An unnamed media organization in South Asia was targeted in November 20233 using a previously undocumented Go-based backdoor called GoGra.
"GoGra is written in Go and uses the Microsoft Graph API to interact with a command-and-control (C&C) server hosted on Microsoft mail services," Symantec, part of Broadcom, said in a report shared with The Hacker News.
It's currently not clear how it's delivered to target environments. However, GoGra is specifically configured to read messages from an Outlook username "FNU LNU" whose subject line starts with the word "Input."
The message contents are then decrypted using the AES-256 algorithm in Cipher Block Chaining (CBC) mode using a key, following which it executes the commands via cmd.exe.

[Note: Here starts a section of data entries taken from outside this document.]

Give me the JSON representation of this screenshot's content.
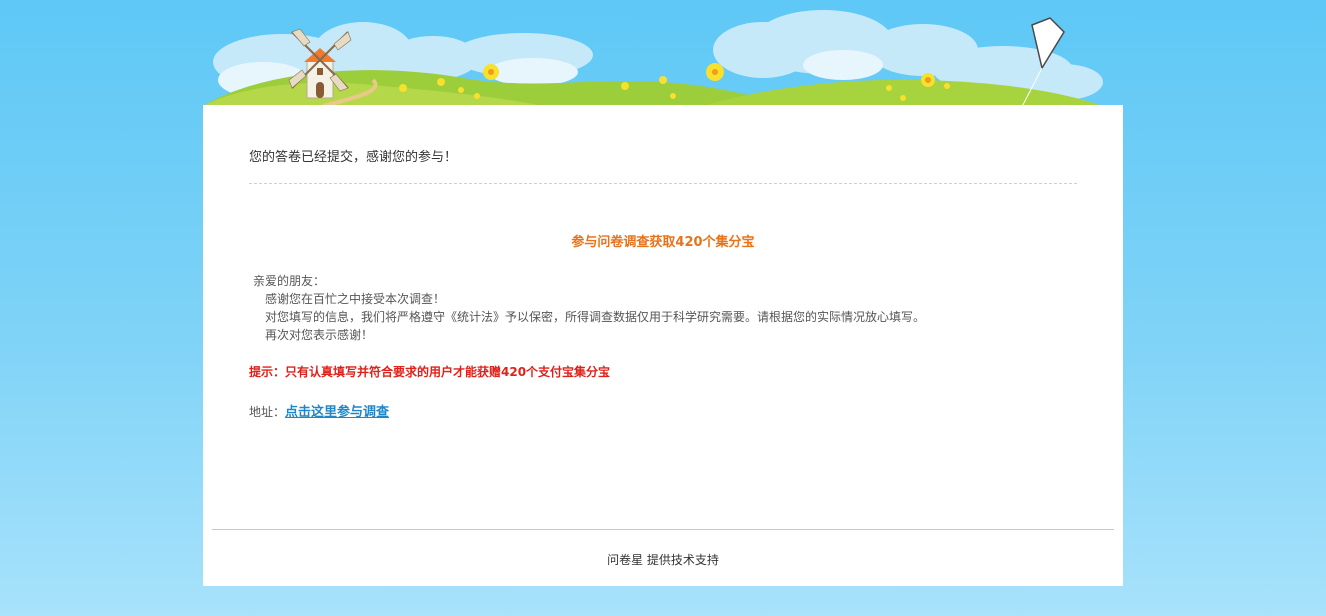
{
  "confirmation": {
    "message": "您的答卷已经提交，感谢您的参与！"
  },
  "promo": {
    "title": "参与问卷调查获取420个集分宝",
    "greeting": "亲爱的朋友：",
    "lines": [
      "感谢您在百忙之中接受本次调查！",
      "对您填写的信息，我们将严格遵守《统计法》予以保密，所得调查数据仅用于科学研究需要。请根据您的实际情况放心填写。",
      "再次对您表示感谢！"
    ],
    "tip": "提示：只有认真填写并符合要求的用户才能获赠420个支付宝集分宝",
    "address_label": "地址：",
    "link_text": "点击这里参与调查"
  },
  "footer": {
    "text": "问卷星 提供技术支持"
  },
  "colors": {
    "sky": "#5ec8f6",
    "promo_title": "#e8731a",
    "tip": "#e0211a",
    "link": "#1e87c9"
  }
}
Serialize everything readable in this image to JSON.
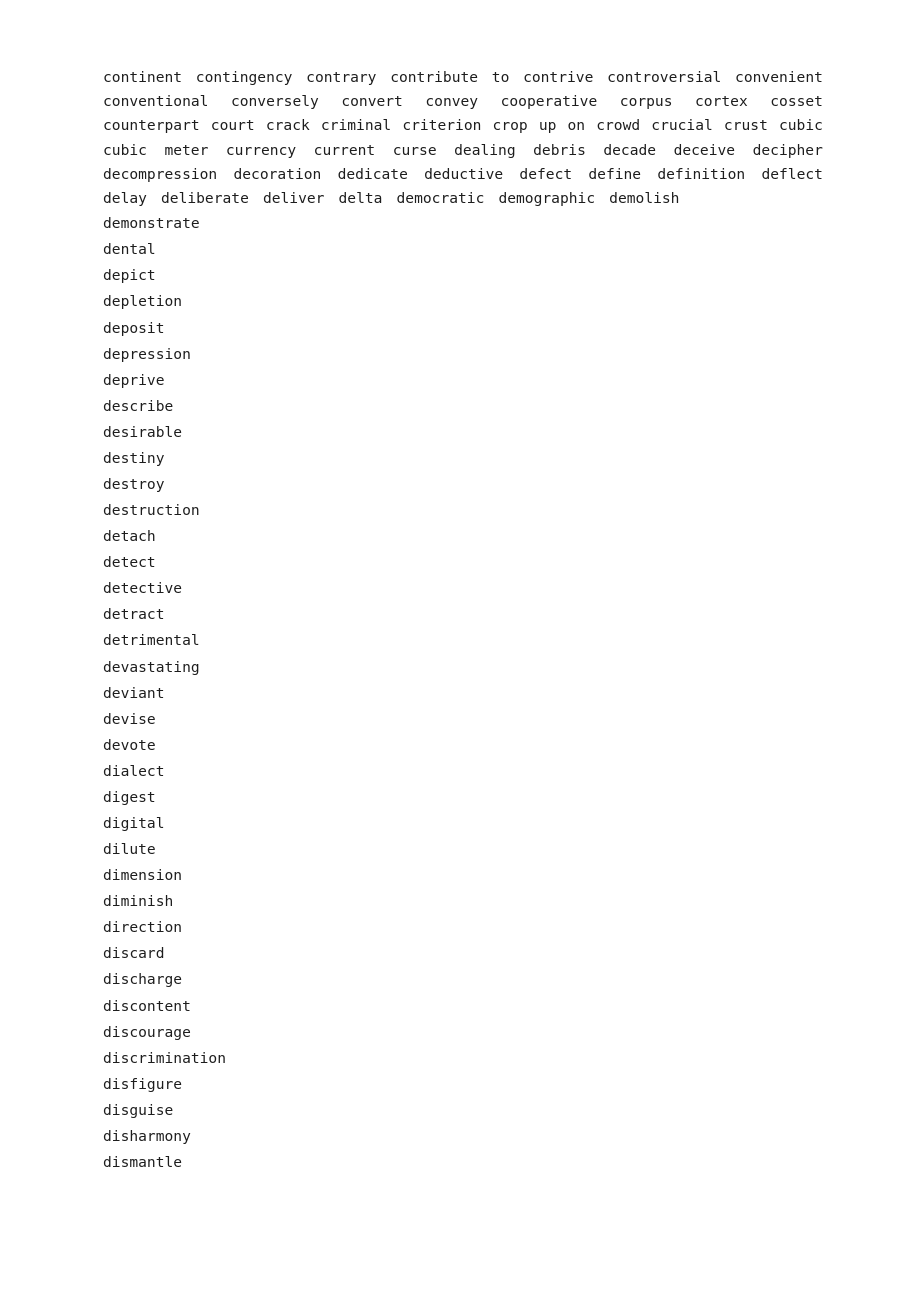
{
  "document": {
    "background_color": "#ffffff",
    "text_color": "#1d1d1d",
    "paragraph_lines": [
      {
        "id": "line-1",
        "justified": true,
        "words": [
          "continent",
          "contingency",
          "contrary",
          "contribute",
          "to",
          "contrive",
          "controversial",
          "convenient"
        ]
      },
      {
        "id": "line-2",
        "justified": true,
        "words": [
          "conventional",
          "conversely",
          "convert",
          "convey",
          "cooperative",
          "corpus",
          "cortex",
          "cosset"
        ]
      },
      {
        "id": "line-3",
        "justified": true,
        "words": [
          "counterpart",
          "court",
          "crack",
          "criminal",
          "criterion",
          "crop",
          "up",
          "on",
          "crowd",
          "crucial",
          "crust",
          "cubic"
        ]
      },
      {
        "id": "line-4",
        "justified": true,
        "words": [
          "cubic",
          "meter",
          "currency",
          "current",
          "curse",
          "dealing",
          "debris",
          "decade",
          "deceive",
          "decipher"
        ]
      },
      {
        "id": "line-5",
        "justified": true,
        "words": [
          "decompression",
          "decoration",
          "dedicate",
          "deductive",
          "defect",
          "define",
          "definition",
          "deflect"
        ]
      },
      {
        "id": "line-6",
        "justified": false,
        "words": [
          "delay",
          "deliberate",
          "deliver",
          "delta",
          "democratic",
          "demographic",
          "demolish"
        ]
      }
    ],
    "list_items": [
      "demonstrate",
      "dental",
      "depict",
      "depletion",
      "deposit",
      "depression",
      "deprive",
      "describe",
      "desirable",
      "destiny",
      "destroy",
      "destruction",
      "detach",
      "detect",
      "detective",
      "detract",
      "detrimental",
      "devastating",
      "deviant",
      "devise",
      "devote",
      "dialect",
      "digest",
      "digital",
      "dilute",
      "dimension",
      "diminish",
      "direction",
      "discard",
      "discharge",
      "discontent",
      "discourage",
      "discrimination",
      "disfigure",
      "disguise",
      "disharmony",
      "dismantle"
    ]
  }
}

The results of the operation are then encrypted and sent to the same user with the subject "Output."
GoGra is said to be the work of a nation-state hacking group known as Harvester owing to its similarities to a custom .NET implant named Graphon that also utilizes the Graph API for C&C purposes.

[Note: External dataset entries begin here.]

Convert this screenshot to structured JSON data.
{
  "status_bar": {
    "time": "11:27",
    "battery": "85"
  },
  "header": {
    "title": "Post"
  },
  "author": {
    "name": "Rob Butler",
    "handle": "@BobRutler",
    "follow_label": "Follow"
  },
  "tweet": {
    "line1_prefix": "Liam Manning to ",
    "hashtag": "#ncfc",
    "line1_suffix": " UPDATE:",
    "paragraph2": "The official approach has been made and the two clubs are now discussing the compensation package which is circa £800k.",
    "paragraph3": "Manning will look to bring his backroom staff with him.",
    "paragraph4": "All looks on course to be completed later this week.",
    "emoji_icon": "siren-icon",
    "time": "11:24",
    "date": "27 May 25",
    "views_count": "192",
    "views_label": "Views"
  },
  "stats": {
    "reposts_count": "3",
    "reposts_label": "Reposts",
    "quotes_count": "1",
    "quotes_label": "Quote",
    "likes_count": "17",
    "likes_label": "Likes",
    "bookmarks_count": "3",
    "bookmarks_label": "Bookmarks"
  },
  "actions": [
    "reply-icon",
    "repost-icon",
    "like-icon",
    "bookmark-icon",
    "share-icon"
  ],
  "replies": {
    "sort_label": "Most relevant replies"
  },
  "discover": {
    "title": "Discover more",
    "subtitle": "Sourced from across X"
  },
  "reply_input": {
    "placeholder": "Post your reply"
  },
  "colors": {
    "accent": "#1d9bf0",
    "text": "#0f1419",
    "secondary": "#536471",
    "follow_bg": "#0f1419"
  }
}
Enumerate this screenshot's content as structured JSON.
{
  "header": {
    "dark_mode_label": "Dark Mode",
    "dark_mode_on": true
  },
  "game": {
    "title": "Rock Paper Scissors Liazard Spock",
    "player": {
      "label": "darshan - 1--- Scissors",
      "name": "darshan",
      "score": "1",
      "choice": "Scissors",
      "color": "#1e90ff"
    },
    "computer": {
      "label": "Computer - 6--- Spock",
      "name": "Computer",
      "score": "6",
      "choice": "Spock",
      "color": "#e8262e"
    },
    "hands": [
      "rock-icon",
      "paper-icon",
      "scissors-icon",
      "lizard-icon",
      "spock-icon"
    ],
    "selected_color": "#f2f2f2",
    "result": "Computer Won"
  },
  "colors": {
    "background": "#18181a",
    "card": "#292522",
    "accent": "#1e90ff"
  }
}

The development comes as threat actors are increasingly taking advantage of legitimate cloud services to stay low-key and avoid having to purchase dedicated infrastructure.
Some of the other new malware families that have employed the technique are listed below -
- A previously unseen data exfiltration tool deployed by Firefly in a cyber attack targeting a military organization in Southeast Asia. The harvested information is uploaded to Google Drive using a hard-coded refresh token.
- A new backdoor dubbed Grager that was deployed against three organizations in Taiwan, Hong Kong, and Vietnam in April 2024. It uses the Graph API to communicate with a C&C server hosted on Microsoft OneDrive. The activity has been tentatively linked to a suspected Chinese threat actor tracked as UNC5330.
- A backdoor known as MoonTag that contains functionality for communicating with the Graph API and is attributed to a Chinese-speaking threat actor
- A backdoor called Onedrivetools that has been used against IT services companies in the U.S. and Europe. It uses the Graph API to interact with a C&C server hosted on OneDrive to execute received commands and save the output to OneDrive.
"Although leveraging cloud services for command and control is not a new technique, more and more attackers have started to use it recently," Symantec said, pointing to malware like BLUELIGHT, Graphite, Graphican, and BirdyClient.
"The number of actors now deploying threats that leverage cloud services suggests that espionage actors are clearly studying threats created by other groups and mimicking what they perceive to be successful techniques."